②JHUのATの2選手がTransfer(転校)に向けて休部/休学

本件、記事自体はまたしても裏事情については触れず、乾いた書き方をしている。一方で、Forumでは、やれ「イマイチなJHU再建のために、イマイチな選手をクビにして来年以降の強い新入生達にプレーのチャンスを与える方針」だとか、「いやいや単純に学業成績が問題だった」やら、はたまた「そもそもコーチのPetroを変えるべき」なんて意見も飛び出している。

こちらも決して日常茶飯事と言えるほど頻繁に起こる訳ではないが、そもそもラクロスをプレーすることを目的/条件として大学に入学し、結果が出せなければ転校する(させられる??)という、日本のラクロス(というか大学スポーツ一般)ではちょっと考えられない出来事だ。

ちなみにTransfer[転校]はNCAAではどのスポーツでもかなり一般的に行われており、特に強豪校ではスーパールーキーの加入により活躍の場を失った上級生がライバル校に移ったり、怪我で試合に出られなくなったが下位校で再起に掛けたり、はたまたいい思い出を作りにいったり、はたまた強豪校のキャリアを捨ててHarvardのスーパースターになって、Wall Streetの投資銀行に就職、なんてこともちょくちょく起こる。Syracuseもご他聞に漏れず、ちょくちょく他校で実績を残した4年生スタープレーヤーが最終学年でちょい役で加わったりして、選手層の強化に一役買っていたりする。

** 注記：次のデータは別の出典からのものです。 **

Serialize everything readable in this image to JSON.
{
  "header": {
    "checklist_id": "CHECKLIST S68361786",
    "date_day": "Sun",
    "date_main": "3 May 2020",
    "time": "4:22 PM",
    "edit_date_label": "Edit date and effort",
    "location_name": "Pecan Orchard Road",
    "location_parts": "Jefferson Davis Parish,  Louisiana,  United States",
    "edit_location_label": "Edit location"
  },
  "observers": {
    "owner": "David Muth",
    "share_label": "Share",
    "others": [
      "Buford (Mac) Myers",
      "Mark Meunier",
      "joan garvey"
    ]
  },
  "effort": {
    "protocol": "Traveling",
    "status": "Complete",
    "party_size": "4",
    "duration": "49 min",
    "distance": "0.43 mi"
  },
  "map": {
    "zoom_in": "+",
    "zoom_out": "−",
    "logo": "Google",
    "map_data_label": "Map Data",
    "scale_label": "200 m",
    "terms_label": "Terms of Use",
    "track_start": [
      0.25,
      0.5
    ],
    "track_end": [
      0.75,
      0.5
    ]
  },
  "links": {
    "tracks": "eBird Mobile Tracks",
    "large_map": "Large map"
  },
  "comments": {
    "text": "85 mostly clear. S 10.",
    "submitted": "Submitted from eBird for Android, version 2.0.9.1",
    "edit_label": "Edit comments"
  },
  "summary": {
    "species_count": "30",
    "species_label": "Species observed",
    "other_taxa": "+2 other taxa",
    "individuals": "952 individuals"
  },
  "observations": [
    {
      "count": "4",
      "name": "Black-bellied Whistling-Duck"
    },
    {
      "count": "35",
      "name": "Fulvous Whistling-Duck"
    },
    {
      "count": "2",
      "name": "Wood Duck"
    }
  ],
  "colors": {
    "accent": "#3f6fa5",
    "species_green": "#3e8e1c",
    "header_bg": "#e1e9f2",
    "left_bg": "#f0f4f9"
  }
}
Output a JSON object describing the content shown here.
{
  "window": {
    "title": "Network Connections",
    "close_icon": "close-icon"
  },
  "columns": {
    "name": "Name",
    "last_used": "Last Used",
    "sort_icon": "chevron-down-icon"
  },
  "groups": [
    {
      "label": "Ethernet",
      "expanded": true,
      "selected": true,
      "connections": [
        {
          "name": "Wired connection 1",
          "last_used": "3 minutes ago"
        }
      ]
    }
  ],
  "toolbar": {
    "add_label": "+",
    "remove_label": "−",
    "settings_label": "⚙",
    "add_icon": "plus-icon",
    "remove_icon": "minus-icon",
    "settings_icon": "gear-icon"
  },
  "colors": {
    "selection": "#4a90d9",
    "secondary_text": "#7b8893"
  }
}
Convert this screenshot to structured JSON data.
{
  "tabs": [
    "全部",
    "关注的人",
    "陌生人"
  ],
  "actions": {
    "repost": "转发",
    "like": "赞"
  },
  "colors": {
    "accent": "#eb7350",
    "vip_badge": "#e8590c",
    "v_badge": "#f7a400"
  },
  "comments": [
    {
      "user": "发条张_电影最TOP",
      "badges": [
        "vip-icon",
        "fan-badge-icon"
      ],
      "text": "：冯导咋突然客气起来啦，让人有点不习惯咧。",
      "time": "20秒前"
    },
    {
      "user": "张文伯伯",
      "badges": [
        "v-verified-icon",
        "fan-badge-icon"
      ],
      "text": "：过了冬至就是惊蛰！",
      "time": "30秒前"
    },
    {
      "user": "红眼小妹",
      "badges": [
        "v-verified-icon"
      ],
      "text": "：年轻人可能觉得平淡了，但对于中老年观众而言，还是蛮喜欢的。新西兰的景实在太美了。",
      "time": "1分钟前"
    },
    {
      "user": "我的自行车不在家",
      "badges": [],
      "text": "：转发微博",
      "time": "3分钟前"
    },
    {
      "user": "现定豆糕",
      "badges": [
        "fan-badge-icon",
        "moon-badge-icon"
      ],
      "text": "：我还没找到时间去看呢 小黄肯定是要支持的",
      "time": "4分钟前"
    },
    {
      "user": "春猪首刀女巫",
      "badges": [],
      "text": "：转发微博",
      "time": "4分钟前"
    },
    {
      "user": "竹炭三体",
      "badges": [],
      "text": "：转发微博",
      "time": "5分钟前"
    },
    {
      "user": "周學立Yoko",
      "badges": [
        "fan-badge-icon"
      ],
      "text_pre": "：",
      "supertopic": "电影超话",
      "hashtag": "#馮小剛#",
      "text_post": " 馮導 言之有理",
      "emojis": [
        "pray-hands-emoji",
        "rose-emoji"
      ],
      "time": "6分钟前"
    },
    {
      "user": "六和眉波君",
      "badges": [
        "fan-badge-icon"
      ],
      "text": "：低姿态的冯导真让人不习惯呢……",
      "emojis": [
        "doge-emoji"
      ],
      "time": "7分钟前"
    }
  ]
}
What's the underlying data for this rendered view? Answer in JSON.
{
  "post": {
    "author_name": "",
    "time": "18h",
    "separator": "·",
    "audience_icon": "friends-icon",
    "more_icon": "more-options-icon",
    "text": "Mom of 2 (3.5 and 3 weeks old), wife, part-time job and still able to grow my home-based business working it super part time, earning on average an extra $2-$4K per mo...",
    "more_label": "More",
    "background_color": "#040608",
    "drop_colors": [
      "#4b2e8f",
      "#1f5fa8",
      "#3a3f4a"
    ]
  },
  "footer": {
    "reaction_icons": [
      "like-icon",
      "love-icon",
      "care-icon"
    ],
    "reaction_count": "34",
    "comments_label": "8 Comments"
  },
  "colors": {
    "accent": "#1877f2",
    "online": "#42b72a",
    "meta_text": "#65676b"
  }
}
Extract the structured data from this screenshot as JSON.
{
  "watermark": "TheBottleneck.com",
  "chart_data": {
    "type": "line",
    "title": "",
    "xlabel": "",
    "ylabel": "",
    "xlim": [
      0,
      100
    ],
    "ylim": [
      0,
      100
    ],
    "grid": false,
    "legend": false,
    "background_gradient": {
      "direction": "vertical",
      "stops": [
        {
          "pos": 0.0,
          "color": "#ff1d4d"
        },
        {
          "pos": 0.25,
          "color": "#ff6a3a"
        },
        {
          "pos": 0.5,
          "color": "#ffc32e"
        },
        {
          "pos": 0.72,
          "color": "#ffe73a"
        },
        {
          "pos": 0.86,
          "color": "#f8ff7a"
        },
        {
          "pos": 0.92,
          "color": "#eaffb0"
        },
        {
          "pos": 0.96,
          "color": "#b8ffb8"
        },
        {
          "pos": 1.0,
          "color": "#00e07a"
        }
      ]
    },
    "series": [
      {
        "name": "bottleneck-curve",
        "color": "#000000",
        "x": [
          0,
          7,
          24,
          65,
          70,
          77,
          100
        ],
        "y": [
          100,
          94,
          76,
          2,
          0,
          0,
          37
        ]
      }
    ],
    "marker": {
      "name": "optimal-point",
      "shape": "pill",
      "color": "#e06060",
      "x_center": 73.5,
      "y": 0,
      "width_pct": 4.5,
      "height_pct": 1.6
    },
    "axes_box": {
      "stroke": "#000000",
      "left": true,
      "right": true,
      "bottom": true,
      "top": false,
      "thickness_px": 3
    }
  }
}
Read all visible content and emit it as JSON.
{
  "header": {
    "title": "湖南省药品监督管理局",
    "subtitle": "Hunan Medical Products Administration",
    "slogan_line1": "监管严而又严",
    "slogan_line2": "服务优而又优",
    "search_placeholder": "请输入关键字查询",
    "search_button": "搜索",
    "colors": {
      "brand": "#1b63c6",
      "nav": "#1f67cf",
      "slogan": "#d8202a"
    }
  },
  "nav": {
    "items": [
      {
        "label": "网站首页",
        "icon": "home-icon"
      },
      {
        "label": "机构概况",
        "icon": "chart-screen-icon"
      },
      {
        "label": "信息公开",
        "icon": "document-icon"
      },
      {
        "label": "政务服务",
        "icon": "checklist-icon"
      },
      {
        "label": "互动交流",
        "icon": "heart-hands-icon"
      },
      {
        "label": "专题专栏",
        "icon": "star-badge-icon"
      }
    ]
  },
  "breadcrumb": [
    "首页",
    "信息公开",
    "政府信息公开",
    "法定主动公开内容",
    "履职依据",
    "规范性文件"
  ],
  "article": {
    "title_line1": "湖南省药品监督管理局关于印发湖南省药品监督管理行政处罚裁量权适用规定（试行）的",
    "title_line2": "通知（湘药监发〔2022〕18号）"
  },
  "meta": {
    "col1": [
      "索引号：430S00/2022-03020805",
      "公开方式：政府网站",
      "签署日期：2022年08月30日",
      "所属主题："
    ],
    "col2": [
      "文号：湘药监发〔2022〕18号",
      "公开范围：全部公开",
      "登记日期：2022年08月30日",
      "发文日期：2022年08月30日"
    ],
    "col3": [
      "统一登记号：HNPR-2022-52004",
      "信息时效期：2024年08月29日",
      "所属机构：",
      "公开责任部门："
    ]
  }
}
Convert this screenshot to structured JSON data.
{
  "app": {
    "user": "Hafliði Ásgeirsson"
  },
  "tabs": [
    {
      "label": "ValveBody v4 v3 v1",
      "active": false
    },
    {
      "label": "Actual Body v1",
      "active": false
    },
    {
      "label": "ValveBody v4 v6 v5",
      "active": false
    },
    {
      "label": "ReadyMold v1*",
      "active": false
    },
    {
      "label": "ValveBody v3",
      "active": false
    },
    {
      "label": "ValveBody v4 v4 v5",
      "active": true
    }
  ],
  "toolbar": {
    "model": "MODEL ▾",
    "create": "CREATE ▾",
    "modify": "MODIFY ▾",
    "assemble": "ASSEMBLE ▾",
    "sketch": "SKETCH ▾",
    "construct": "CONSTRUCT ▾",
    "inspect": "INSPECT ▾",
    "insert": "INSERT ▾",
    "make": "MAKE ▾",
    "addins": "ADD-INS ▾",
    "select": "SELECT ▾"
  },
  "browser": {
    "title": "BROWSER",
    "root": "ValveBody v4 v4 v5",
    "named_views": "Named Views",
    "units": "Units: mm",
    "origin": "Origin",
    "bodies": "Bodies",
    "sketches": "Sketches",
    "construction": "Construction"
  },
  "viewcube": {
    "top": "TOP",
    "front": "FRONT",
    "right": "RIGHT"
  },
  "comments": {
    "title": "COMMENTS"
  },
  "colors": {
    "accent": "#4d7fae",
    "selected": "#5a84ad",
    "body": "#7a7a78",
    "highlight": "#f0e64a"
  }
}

選手からすると、一歩背伸びして夢の強豪校に行って主力として出ることを狙うのか、はたまた下位校に行ってスターになり、決して高くないNational Sportlightの下で試合をするチャンスを伺うのか、自分自身の実力を客観的に見つめながら、その学校の実力、コーチや戦術とのフィット、他の選手のポートフォリオを見ながらかなりシビアでリアルで戦略的な意思決定を若い頃から迫られることになる。(アメリカって「American Dream」の国でありながら、実はそんなに皆が皆夢見てるわけでもなく、若い頃からこの辺の(いい意味でも悪い意味でも)身の程をわきまえたというか、現実的な考え方をする人が多いのもこの辺に起因していると思う。)

会社の同僚(東海岸在住)も、息子がNCAAの1年生テニス選手で、Div 1でプレーしていたが、試合出場の機会に恵まれず、結局Div 3の学校に転校することになったとのこと。部活のために大学変えるってのはやっぱり日本の感覚ではすぐに腹落ちする話ではない。

自分自身アメリカのBusiness SchoolのCompetitiveな環境に身を置き、アメリカ人の中でアメリカ人としてJob market(就職市場)という名の人身売買の場に身を晒してみて強く感じたが、この国は本当にフェアでオープンで透明な競争の仕組みが行き渡っている。シビアだが、公正で後腐れ無し。実力が無ければそれなりだけど、実績で証明すれば、国籍や人種や家柄やLooks/訛りと関係なく基本的にはそれに見合った評価とチャレンジが与えられる。至ってシンプル。だからこそスポーツでも学問でも世界中からCompetitiveな(優秀な)人材が集まり、そこでPerformし、実績を残し、「レジュメ/実績を築く」ことでどんどん上のステージに登っていく、そういう一握りのリーダー達がぐいぐいと組織や国を引っ張っていくという健全な推進力が生まれる。今回の件を見てふとその辺の国としての文化/仕組みについて考えさせられた。(別にアメリカの仕組みがベストだと言う積もりも毛頭無いし、Downsideもたくさんあることも理解した上で、単純な現象面での観察事実として)

てな訳で、NCAA Final Fourを前に、ちょい生々しいコネタ/NCAA事情でした。